In the battle to retain her District 15 (JBER-Muldoon) seat, Rep. Gabrielle LeDoux fell short in her 30-day fundraising report. Far short.
She raised just $15,000, and has had to loan her campaign $10,000 from her personal funds. The woman who is known as a fundraising Goliath has never had to do that before.
That personal loan gives her a cash advantage over Jake Sloan, who is running an unusual write-in campaign against the powerful House Rules Committee chair who has been identified as running a corrupt Primary campaign.
A State investigation is underway and one of LeDoux’s lead campaign operatives from California died of a stroke as soon as the veil came off of the voter fraud that was associated with LeDoux’s primary win. That death has complicated the investigation.
Write-In Jake Sloan raised nearly $19,000, which is 22 percent more than LeDoux raised since the primary. But has a hill to climb in that he is running a write-in campaign against a well-known incumbent and because LeDoux has spent $103,000 overall to get re-elected.
However, LeDoux spent most of it in the primary, which she lost on Election Day and which she won with the help of questionable absentee ballots. Her funds are somewhat depleted, which is why she needed to loan her campaign running money.
Sloan has to build name recognition, buy signs, and educate voters to write in his name and fill in the bubble. And he has less than a month to educate those voters.
But Sloan is encouraged by the fact that during the primary election, Rep.

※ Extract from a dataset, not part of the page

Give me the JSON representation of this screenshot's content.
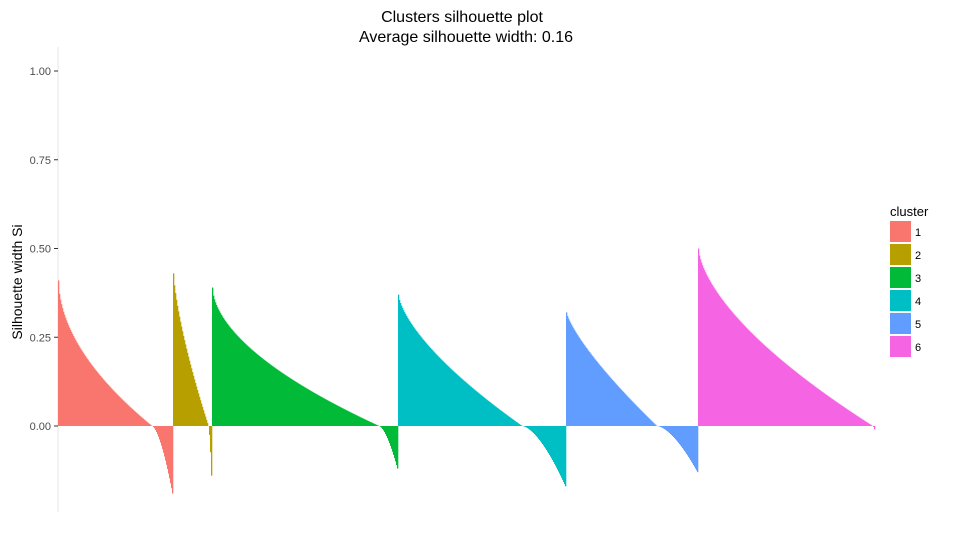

LeDoux lost with regular voters to Aaron Weaver, who never ran an actual campaign. LeDoux only won because of the enormous absentee ballot effort she ran with the help of the now-deceased Charlie Chang.
Many of those LeDoux votes turned out to be fraudulent, and others who voted for LeDoux may now regret their vote after learning about the possibly criminal capers involved to stack the ballot box for LeDoux. One of those fraudulent votes was from Mr. Chang, who was a resident of Fresno, Calif.
LeDoux has also lost her key campaign supporters and is now relying on the help of a former Alaska House legislative aide who has moved to Georgia but who her campaign flew back to Anchorage to manage LeDoux’s campaign. One hopes he has good life insurance — Thomas Brown. He used to work on her staff when she served as chair of the House Judiciary Committee. He’s now on her campaign payroll.
Sloan, on the other hand, is relying on his wife Leigh, and an ever-expanding list of volunteers who are going door-to-door with him.
Several legislators have walked the neighborhoods with Sloan, including Rep. Tammie Wilson of North Pole, who drove down for the occasion. Purple Heart recipient Passert Lee of the Hmong community, has also helped Sloan get introduced to the Hmong community, many of whom were victimized by the LeDoux campaign in the Primary.
On NextDoor.com, which is a neighborhood social media network that is widely used across Anchorage, a flurry of complaints has arisen over somebody putting LeDoux signs in people’s yards — signs that are clearly unwelcome, according to the multiple reports that have been posted.